A junior officer at the Sub base in Groton has been granted an honorable discharge after suing the Navy, saying his Quaker beliefs keep him from participating in war.
In return, Michael Izbicki is dropping the federal lawsuit he filed last year, according to the ACLU. Izbicki filed the lawsuit last year after the Department of Defense twice rejected his discharge request.
A graduate of the Naval Academy in Annapolis, Maryland, Izbicki grew up near Camp Pendelton Marine Corps base in California, and followed a family tradition of military service. He said he realized his Quaker beliefs conflicted with his Navy service after his graduation and began submarine training. During a psych exam, he told doctors he could not launch a nuclear missle.

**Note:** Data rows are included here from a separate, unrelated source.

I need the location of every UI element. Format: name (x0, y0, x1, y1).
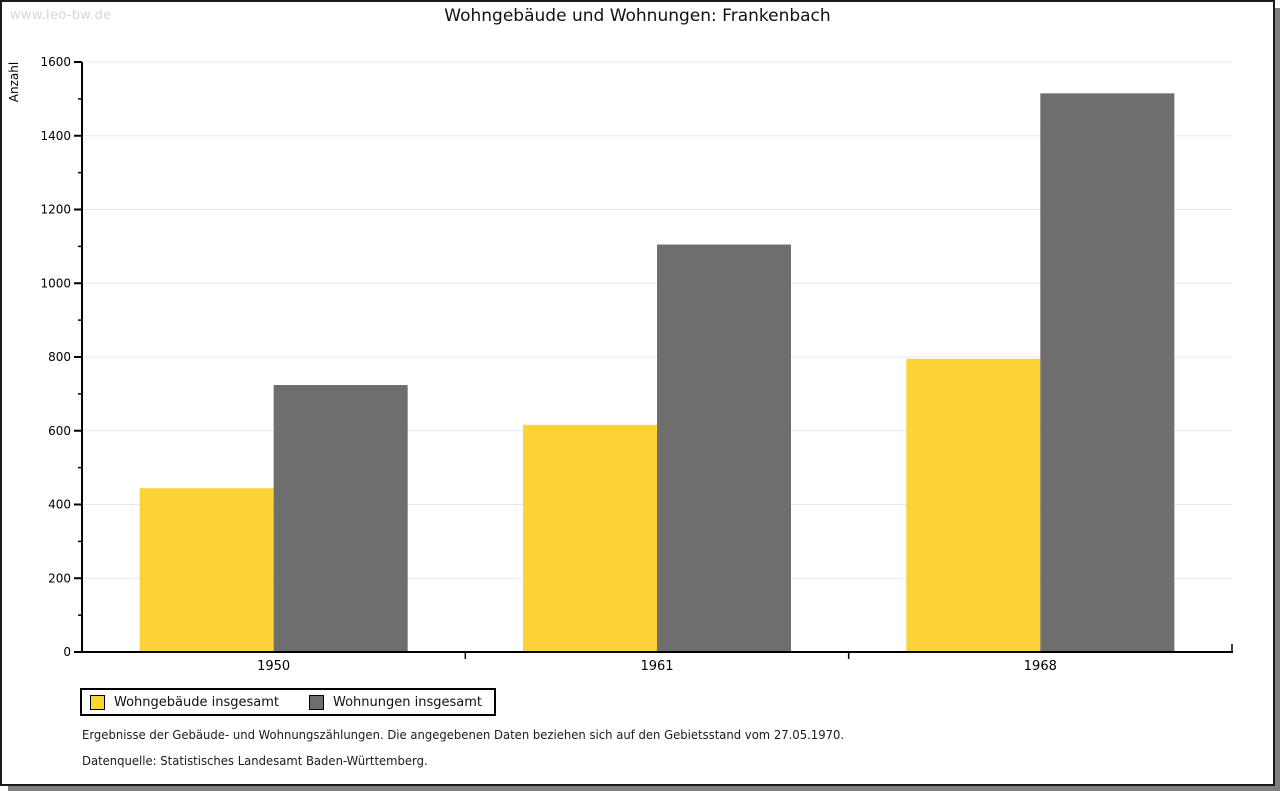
watermark: www.leo-bw.de (10, 8, 112, 23)
legend-label: Wohnungen insgesamt (333, 694, 482, 710)
y-tick-label: 600 (48, 424, 71, 438)
y-tick-label: 200 (48, 571, 71, 585)
bar-1968-series-2 (1040, 93, 1175, 651)
y-axis-title: Anzahl (7, 62, 21, 102)
y-tick-label: 1600 (40, 55, 71, 69)
drop-shadow-bottom (8, 786, 1280, 791)
y-tick-label: 0 (63, 645, 71, 659)
bar-1968-series-1 (906, 358, 1041, 651)
drop-shadow-right (1275, 8, 1280, 791)
legend-item: Wohngebäude insgesamt (90, 694, 279, 710)
bar-1950-series-2 (273, 385, 408, 651)
legend-swatch (309, 694, 324, 710)
bar-1961-series-1 (523, 424, 657, 651)
legend: Wohngebäude insgesamt Wohnungen insgesamt (80, 688, 496, 716)
x-tick-label: 1961 (640, 659, 673, 674)
y-tick-label: 1000 (40, 276, 71, 290)
legend-item: Wohnungen insgesamt (309, 694, 482, 710)
footnote-line-1: Ergebnisse der Gebäude- und Wohnungszähl… (82, 727, 845, 742)
footnote-line-2: Datenquelle: Statistisches Landesamt Bad… (82, 753, 428, 768)
bar-1961-series-2 (657, 244, 791, 651)
legend-swatch (90, 694, 105, 710)
y-tick-label: 1400 (40, 129, 71, 143)
chart-title: Wohngebäude und Wohnungen: Frankenbach (444, 6, 831, 26)
y-tick-label: 800 (48, 350, 71, 364)
legend-label: Wohngebäude insgesamt (114, 694, 279, 710)
bar-1950-series-1 (139, 488, 274, 651)
y-tick-label: 400 (48, 498, 71, 512)
x-tick-label: 1950 (257, 659, 290, 674)
y-tick-label: 1200 (40, 203, 71, 217)
x-tick-label: 1968 (1024, 659, 1057, 674)
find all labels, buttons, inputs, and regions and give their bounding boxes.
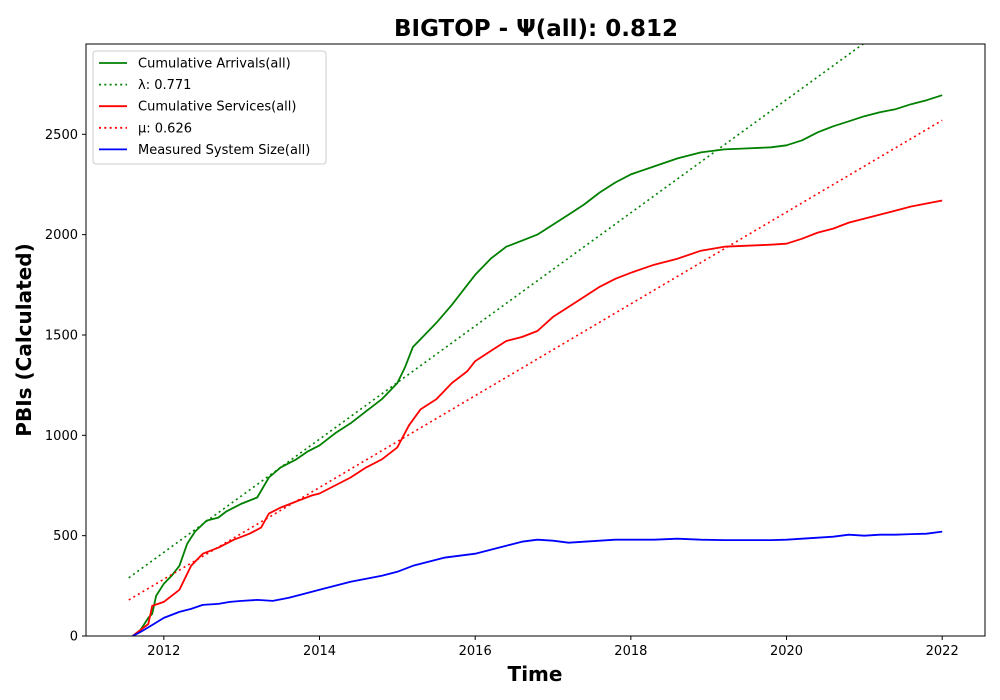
x-tick-label: 2014 <box>303 644 336 659</box>
legend-label-2: Cumulative Services(all) <box>138 100 296 115</box>
y-tick-label: 2500 <box>45 128 78 143</box>
x-tick-label: 2016 <box>459 644 492 659</box>
x-axis-title: Time <box>508 662 563 686</box>
legend-box <box>92 50 327 165</box>
series-line-2 <box>132 199 943 636</box>
legend-label-0: Cumulative Arrivals(all) <box>138 57 291 72</box>
series-line-4 <box>132 530 943 636</box>
y-axis-title: PBIs (Calculated) <box>12 243 36 436</box>
plot-frame <box>85 43 986 637</box>
x-tick-label: 2022 <box>926 644 959 659</box>
y-tick-label: 0 <box>70 630 78 645</box>
y-tick-label: 1000 <box>45 429 78 444</box>
y-tick-label: 1500 <box>45 328 78 343</box>
x-tick-label: 2020 <box>770 644 803 659</box>
series-line-3 <box>128 119 943 601</box>
plot-area <box>128 44 943 636</box>
y-tick-label: 500 <box>53 529 78 544</box>
x-tick-label: 2012 <box>147 644 180 659</box>
legend-label-1: λ: 0.771 <box>138 78 191 93</box>
chart-title: BIGTOP - Ψ(all): 0.812 <box>394 16 678 42</box>
axis-ticks: 2012 2014 2016 2018 2020 2022 0 500 1000 1500 2000… <box>45 128 959 659</box>
legend-label-3: μ: 0.626 <box>138 121 192 136</box>
legend-label-4: Measured System Size(all) <box>138 143 310 158</box>
y-tick-label: 2000 <box>45 228 78 243</box>
legend: Cumulative Arrivals(all) λ: 0.771 Cumulati… <box>92 50 327 165</box>
x-tick-label: 2018 <box>614 644 647 659</box>
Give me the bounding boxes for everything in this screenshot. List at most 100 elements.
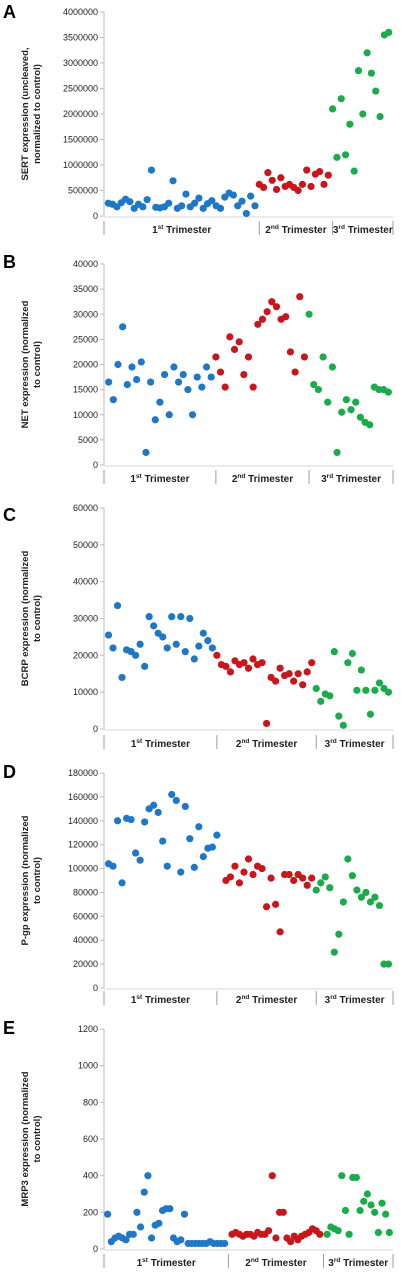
- data-point: [133, 1208, 141, 1216]
- data-point: [363, 1190, 371, 1198]
- series-3: [329, 28, 393, 175]
- data-point: [299, 681, 307, 689]
- x-group-label: 1st Trimester: [131, 994, 190, 1006]
- data-point: [272, 303, 281, 311]
- data-point: [371, 1208, 379, 1216]
- data-point: [371, 686, 379, 694]
- data-point: [277, 174, 285, 182]
- series-2: [228, 1172, 324, 1246]
- y-tick-label: 5000: [78, 435, 98, 445]
- data-point: [136, 640, 144, 648]
- data-point: [382, 1210, 390, 1218]
- data-point: [104, 631, 113, 639]
- data-point: [268, 176, 276, 184]
- data-point: [298, 180, 307, 188]
- series-1: [104, 166, 259, 218]
- x-group-label: 2nd Trimester: [236, 994, 297, 1006]
- data-point: [169, 177, 177, 185]
- data-point: [141, 662, 149, 670]
- data-point: [342, 396, 350, 404]
- data-point: [347, 406, 355, 414]
- data-point: [333, 153, 341, 161]
- y-tick-label: 30000: [73, 614, 98, 624]
- data-point: [184, 386, 192, 394]
- data-point: [150, 801, 158, 809]
- data-point: [182, 190, 190, 198]
- data-point: [142, 448, 150, 457]
- y-axis-title-line: to control): [32, 1116, 43, 1163]
- data-point: [133, 375, 141, 384]
- data-point: [240, 659, 248, 667]
- y-tick-label: 15000: [73, 385, 98, 395]
- data-point: [186, 835, 194, 843]
- y-tick-label: 0: [93, 724, 98, 734]
- series-3: [312, 855, 393, 968]
- series-2: [212, 293, 309, 391]
- data-point: [366, 710, 375, 718]
- data-point: [181, 648, 189, 656]
- x-group-label: 1st Trimester: [130, 473, 189, 485]
- y-tick-label: 500000: [68, 186, 98, 196]
- data-point: [188, 411, 197, 419]
- data-point: [163, 862, 171, 870]
- data-point: [235, 879, 244, 887]
- data-point: [303, 166, 311, 174]
- data-point: [372, 87, 380, 95]
- data-point: [128, 363, 136, 371]
- data-point: [244, 855, 253, 863]
- data-point: [226, 873, 235, 881]
- data-point: [308, 659, 316, 667]
- data-point: [168, 790, 176, 799]
- data-point: [337, 95, 345, 103]
- panel-letter: D: [3, 762, 16, 782]
- data-point: [119, 323, 127, 331]
- data-point: [229, 191, 238, 199]
- data-point: [126, 198, 134, 206]
- data-point: [263, 308, 271, 316]
- data-point: [326, 692, 334, 700]
- data-point: [330, 948, 338, 956]
- y-tick-label: 10000: [73, 687, 98, 697]
- y-axis-title-line: NET expression (normalized: [20, 300, 31, 428]
- x-group-label: 1st Trimester: [152, 224, 211, 236]
- data-point: [294, 670, 302, 678]
- data-point: [271, 900, 280, 908]
- data-point: [328, 363, 337, 371]
- series-1: [104, 1172, 229, 1248]
- data-point: [166, 1205, 174, 1213]
- x-group-label: 1st Trimester: [137, 1257, 196, 1269]
- panel-letter: B: [3, 252, 16, 272]
- data-point: [207, 373, 215, 381]
- data-point: [335, 930, 343, 938]
- data-point: [222, 662, 230, 670]
- data-point: [346, 120, 354, 128]
- data-point: [178, 202, 186, 210]
- data-point: [317, 697, 325, 705]
- y-axis-title-line: MRP3 expression (normalized: [20, 1071, 31, 1206]
- y-tick-label: 80000: [73, 887, 98, 897]
- y-tick-label: 25000: [73, 334, 98, 344]
- y-tick-label: 600: [83, 1134, 98, 1144]
- data-point: [276, 664, 284, 672]
- data-point: [262, 903, 271, 911]
- data-point: [109, 862, 117, 870]
- y-tick-label: 10000: [73, 410, 98, 420]
- data-point: [136, 856, 144, 864]
- series-3: [323, 1172, 393, 1238]
- x-group-label: 3rd Trimester: [333, 224, 393, 236]
- data-point: [156, 398, 164, 406]
- data-point: [314, 386, 323, 394]
- data-point: [324, 398, 332, 406]
- data-point: [362, 686, 370, 694]
- data-point: [242, 209, 250, 218]
- data-point: [276, 928, 284, 936]
- y-axis-title-line: to control): [32, 341, 43, 388]
- data-point: [323, 1230, 331, 1238]
- chart-panel-d: D 0 20000 40000 60000 80000 100000 120000 140000…: [3, 762, 394, 1006]
- data-point: [213, 651, 221, 659]
- data-point: [271, 677, 280, 685]
- data-point: [190, 199, 199, 207]
- data-point: [282, 313, 290, 321]
- data-point: [264, 169, 272, 177]
- data-point: [208, 843, 216, 851]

"Thorough a period of intense religious study and reflection, supported by military and civilian chaplains and his own rigorous reading and prayer, Ensign Izbicki concluded that he was a conscientious objector and had no choice, because of his religious beliefs, but to give up the career for which he had aspired and trained, and to seek honorable discharge from the Navy," the ACLU said in a November news release.
"I believe that Jesus Christ calls all men to love each other, under all circumstances," Izbicki wrote in his application for discharge. "I believe his teaching forbids the use of violence."
He's not getting out of the Navy scot-free. As part of his honorable discharge, Izbicki will have to reimburse the Navy for his education at the Naval Academy. Normally men and women attend the service academies free of charge.